Part 8, Chapter 13 Summary
Levin thinks about a scene he recently witnessed between Dolly and her children. The children were cooking berries in teacups over candles and squirting milk into each other’s mouths with a syringe. Dolly scolded them with a typical lecture about wastefulness, ending with the fact that, if they continued such behavior, they would have nothing to eat or eat with one day.
Levin had been struck by the children’s “weary incredulity” as they listened to their mother; they simply wanted to continue their amusing play and were annoyed that their mother had interrupted them. The children did not believe what Dolly was telling them; in fact, they could not believe it, for they could not understand the enormity of the thought that what they were destroying was the very thing that allowed them to live.
This is the same thing all humans do, thinks Levin—taking for granted things that have always been and always will be. They try to invent new things, things that are fun, like cooking berries over a flame or drinking milk through a syringe—and they are not a bit worse off than if they drank out of cups.
Man is always searching for such things in philosophy; but if children had to get along by themselves, make the crockery and milk the cow for example, they would starve. It is just the same if man is left to his own passions and thoughts, without any concept of God, creation, or morality. Nothing life-giving can be built without those ideas.
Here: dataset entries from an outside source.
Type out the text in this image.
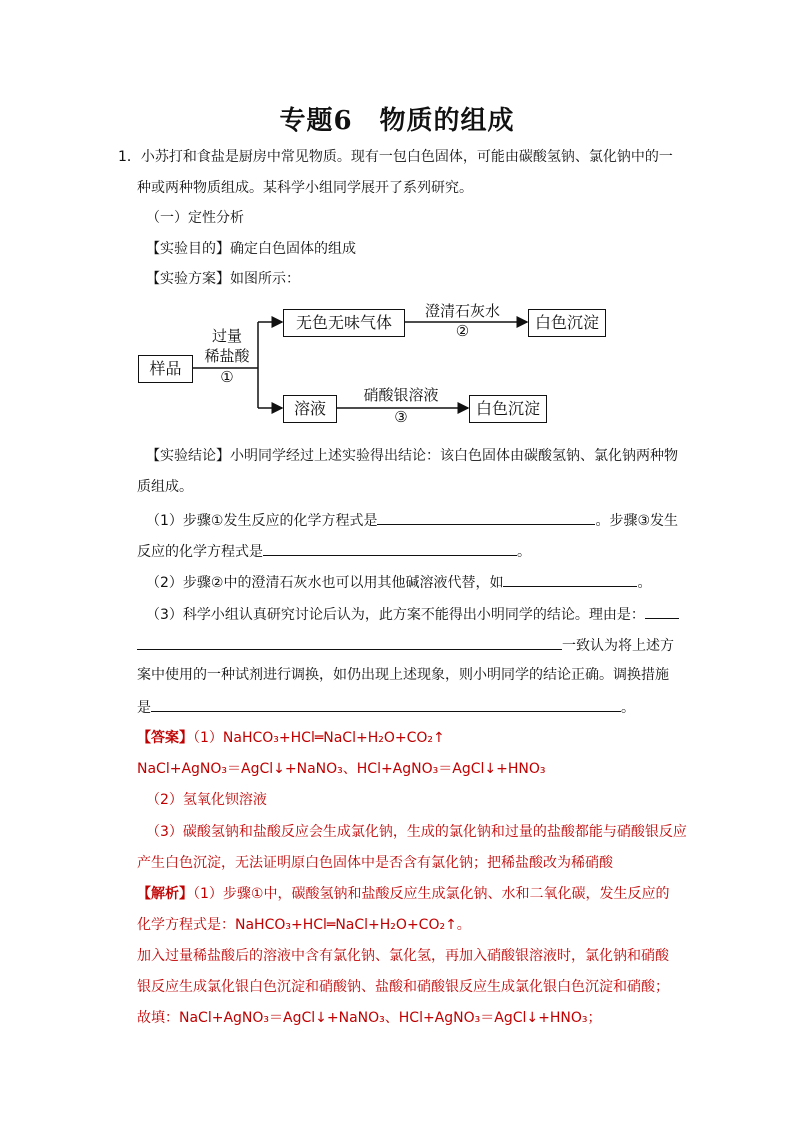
专题6　物质的组成
1．小苏打和食盐是厨房中常见物质。现有一包白色固体，可能由碳酸氢钠、氯化钠中的一
种或两种物质组成。某科学小组同学展开了系列研究。
（一）定性分析
【实验目的】确定白色固体的组成
【实验方案】如图所示：
样品
过量
稀盐酸
①
无色无味气体
澄清石灰水
②	白色沉淀
溶液
硝酸银溶液
③	白色沉淀
【实验结论】小明同学经过上述实验得出结论：该白色固体由碳酸氢钠、氯化钠两种物
质组成。
（1）步骤①发生反应的化学方程式是	。步骤③发生
反应的化学方程式是	。
（2）步骤②中的澄清石灰水也可以用其他碱溶液代替，如	。
（3）科学小组认真研究讨论后认为，此方案不能得出小明同学的结论。理由是：
一致认为将上述方
案中使用的一种试剂进行调换，如仍出现上述现象，则小明同学的结论正确。调换措施
是	。
【答案】（1）NaHCO₃+HCl═NaCl+H₂O+CO₂↑
NaCl+AgNO₃＝AgCl↓+NaNO₃、HCl+AgNO₃＝AgCl↓+HNO₃
（2）氢氧化钡溶液
（3）碳酸氢钠和盐酸反应会生成氯化钠，生成的氯化钠和过量的盐酸都能与硝酸银反应
产生白色沉淀，无法证明原白色固体中是否含有氯化钠；把稀盐酸改为稀硝酸
【解析】（1）步骤①中，碳酸氢钠和盐酸反应生成氯化钠、水和二氧化碳，发生反应的
化学方程式是：NaHCO₃+HCl═NaCl+H₂O+CO₂↑。
加入过量稀盐酸后的溶液中含有氯化钠、氯化氢，再加入硝酸银溶液时，氯化钠和硝酸
银反应生成氯化银白色沉淀和硝酸钠、盐酸和硝酸银反应生成氯化银白色沉淀和硝酸；
故填：NaCl+AgNO₃＝AgCl↓+NaNO₃、HCl+AgNO₃＝AgCl↓+HNO₃；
Levin then wonders where he got the peaceful knowledge that has brought joy to his soul. He was brought up on such principles but, like the children, did not understand them and tried to destroy them. Then, when the important moment in life came, Levin was like the children who were cold and hungry and had no other place to turn but to God. Now he feels even worse than the children who were scolded by their mother and feels as though his “childish efforts at wanton madness” are held against him.
His thoughts then turn to the church and he thinks of everything which the church teaches that can destroy his present peace of mind. So many church practices seem “most strange” to him and have served as stumbling blocks to his faith. Now he realizes he knows nothing, can know nothing, but what has been told to him and all men. With that foundation, Levin believes there is not one article of faith of the church which will be able to destroy the one sure thing—faith in God and goodness as the single goal of man’s destiny.
Under every church doctrine, one can find the service of truth rather than his selfish desires, and this will build up the life of the soul, make life worth living. As he looks at the sky, he thinks about what is explainable by science but now knows there is more which cannot be known through science. Levin stops thinking and simply listens to the mysterious voices joyfully sounding within him. He wonders if what he feels is faith and is almost afraid to believe in his happiness. Sobbing, he thanks God for this gift.